What should I remember most?
When comparing comprehensive geriatric care to traditional orthopaedic care in patients who sustained hip fracture, the comprehensive geriatric care yielded beneficial effects in several subgroups pertaining to age, gender, location of fracture, and functional capacity prior to fracture in terms of mobility, cognition, and ability to carry out instrumental and personal activities of daily living. Contrary to the hypothesis of this study, patients who were the least vulnerable appeared to experience the greatest effect from the comprehensive program (patients who were younger with higher prefracture activities of daily living).
How will this affect the care of my patients?

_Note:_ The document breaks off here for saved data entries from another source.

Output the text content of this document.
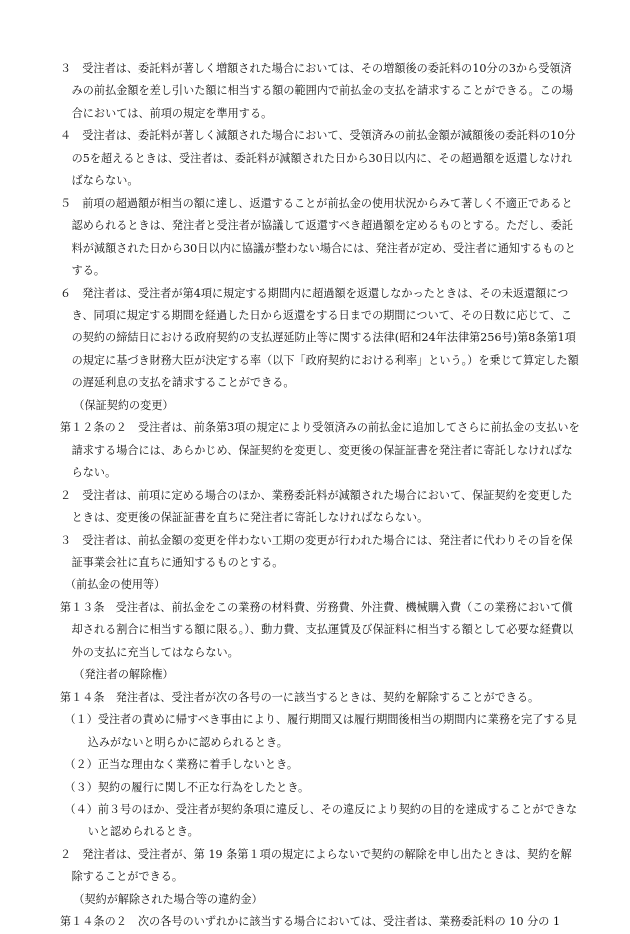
３　受注者は、委託料が著しく増額された場合においては、その増額後の委託料の10分の3から受領済みの前払金額を差し引いた額に相当する額の範囲内で前払金の支払を請求することができる。この場合においては、前項の規定を準用する。

４　受注者は、委託料が著しく減額された場合において、受領済みの前払金額が減額後の委託料の10分の5を超えるときは、受注者は、委託料が減額された日から30日以内に、その超過額を返還しなければならない。

５　前項の超過額が相当の額に達し、返還することが前払金の使用状況からみて著しく不適正であると認められるときは、発注者と受注者が協議して返還すべき超過額を定めるものとする。ただし、委託料が減額された日から30日以内に協議が整わない場合には、発注者が定め、受注者に通知するものとする。

６　発注者は、受注者が第4項に規定する期間内に超過額を返還しなかったときは、その未返還額につき、同項に規定する期間を経過した日から返還をする日までの期間について、その日数に応じて、この契約の締結日における政府契約の支払遅延防止等に関する法律(昭和24年法律第256号)第8条第1項の規定に基づき財務大臣が決定する率（以下「政府契約における利率」という。）を乗じて算定した額の遅延利息の支払を請求することができる。

（保証契約の変更）

第１２条の２　受注者は、前条第3項の規定により受領済みの前払金に追加してさらに前払金の支払いを請求する場合には、あらかじめ、保証契約を変更し、変更後の保証証書を発注者に寄託しなければならない。

２　受注者は、前項に定める場合のほか、業務委託料が減額された場合において、保証契約を変更したときは、変更後の保証証書を直ちに発注者に寄託しなければならない。

３　受注者は、前払金額の変更を伴わない工期の変更が行われた場合には、発注者に代わりその旨を保証事業会社に直ちに通知するものとする。

（前払金の使用等）

第１３条　受注者は、前払金をこの業務の材料費、労務費、外注費、機械購入費（この業務において償却される割合に相当する額に限る。）、動力費、支払運賃及び保証料に相当する額として必要な経費以外の支払に充当してはならない。

（発注者の解除権）

第１４条　発注者は、受注者が次の各号の一に該当するときは、契約を解除することができる。

（１）受注者の責めに帰すべき事由により、履行期間又は履行期間後相当の期間内に業務を完了する見込みがないと明らかに認められるとき。

（２）正当な理由なく業務に着手しないとき。

（３）契約の履行に関し不正な行為をしたとき。

（４）前３号のほか、受注者が契約条項に違反し、その違反により契約の目的を達成することができないと認められるとき。

２　発注者は、受注者が、第 19 条第１項の規定によらないで契約の解除を申し出たときは、契約を解除することができる。

（契約が解除された場合等の違約金）

第１４条の２　次の各号のいずれかに該当する場合においては、受注者は、業務委託料の 10 分の 1
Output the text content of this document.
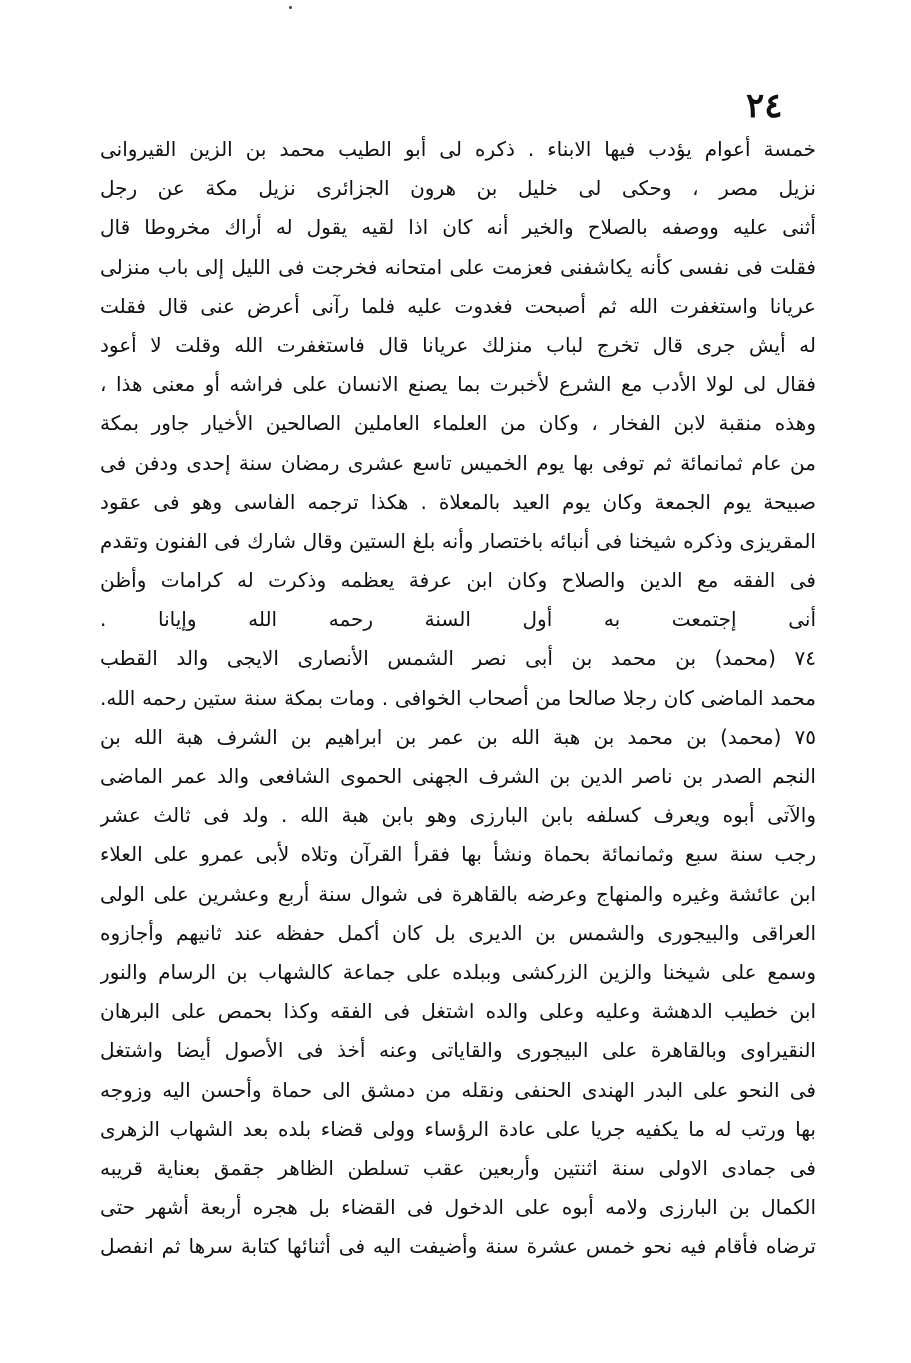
٢٤
خمسة أعوام يؤدب فيها الابناء . ذكره لى أبو الطيب محمد بن الزين القيروانى
نزيل مصر ، وحكى لى خليل بن هرون الجزائرى نزيل مكة عن رجل
أثنى عليه ووصفه بالصلاح والخير أنه كان اذا لقيه يقول له أراك مخروطا قال
فقلت فى نفسى كأنه يكاشفنى فعزمت على امتحانه فخرجت فى الليل إلى باب منزلى
عريانا واستغفرت الله ثم أصبحت فغدوت عليه فلما رآنى أعرض عنى قال فقلت
له أيش جرى قال تخرج لباب منزلك عريانا قال فاستغفرت الله وقلت لا أعود
فقال لى لولا الأدب مع الشرع لأخبرت بما يصنع الانسان على فراشه أو معنى هذا ،
وهذه منقبة لابن الفخار ، وكان من العلماء العاملين الصالحين الأخيار جاور بمكة
من عام ثمانمائة ثم توفى بها يوم الخميس تاسع عشرى رمضان سنة إحدى ودفن فى
صبيحة يوم الجمعة وكان يوم العيد بالمعلاة . هكذا ترجمه الفاسى وهو فى عقود
المقريزى وذكره شيخنا فى أنبائه باختصار وأنه بلغ الستين وقال شارك فى الفنون وتقدم
فى الفقه مع الدين والصلاح وكان ابن عرفة يعظمه وذكرت له كرامات وأظن
أنى إجتمعت به أول السنة رحمه الله وإيانا .
٧٤ (محمد) بن محمد بن أبى نصر الشمس الأنصارى الايجى والد القطب
محمد الماضى كان رجلا صالحا من أصحاب الخوافى . ومات بمكة سنة ستين رحمه الله.
٧٥ (محمد) بن محمد بن هبة الله بن عمر بن ابراهيم بن الشرف هبة الله بن
النجم الصدر بن ناصر الدين بن الشرف الجهنى الحموى الشافعى والد عمر الماضى
والآتى أبوه ويعرف كسلفه بابن البارزى وهو بابن هبة الله . ولد فى ثالث عشر
رجب سنة سبع وثمانمائة بحماة ونشأ بها فقرأ القرآن وتلاه لأبى عمرو على العلاء
ابن عائشة وغيره والمنهاج وعرضه بالقاهرة فى شوال سنة أربع وعشرين على الولى
العراقى والبيجورى والشمس بن الديرى بل كان أكمل حفظه عند ثانيهم وأجازوه
وسمع على شيخنا والزين الزركشى وببلده على جماعة كالشهاب بن الرسام والنور
ابن خطيب الدهشة وعليه وعلى والده اشتغل فى الفقه وكذا بحمص على البرهان
النقيراوى وبالقاهرة على البيجورى والقاياتى وعنه أخذ فى الأصول أيضا واشتغل
فى النحو على البدر الهندى الحنفى ونقله من دمشق الى حماة وأحسن اليه وزوجه
بها ورتب له ما يكفيه جريا على عادة الرؤساء وولى قضاء بلده بعد الشهاب الزهرى
فى جمادى الاولى سنة اثنتين وأربعين عقب تسلطن الظاهر جقمق بعناية قريبه
الكمال بن البارزى ولامه أبوه على الدخول فى القضاء بل هجره أربعة أشهر حتى
ترضاه فأقام فيه نحو خمس عشرة سنة وأضيفت اليه فى أثنائها كتابة سرها ثم انفصل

The results from this study indicate that comprehensive geriatric care appears to be an effective protocol that can be implemented in patients with a wide range of demographic and fracture characteristics. The subgroup analyses indicated that comprehensive geriatric care was found to be most beneficial in patient subgroups that were 70-79, female, had intra-capsular fractures, and had greater prefracture activities of daily living. Further trials should investigate interventions in patients with extra-capsular fractures and patients who are already in functional decline prior to fracture.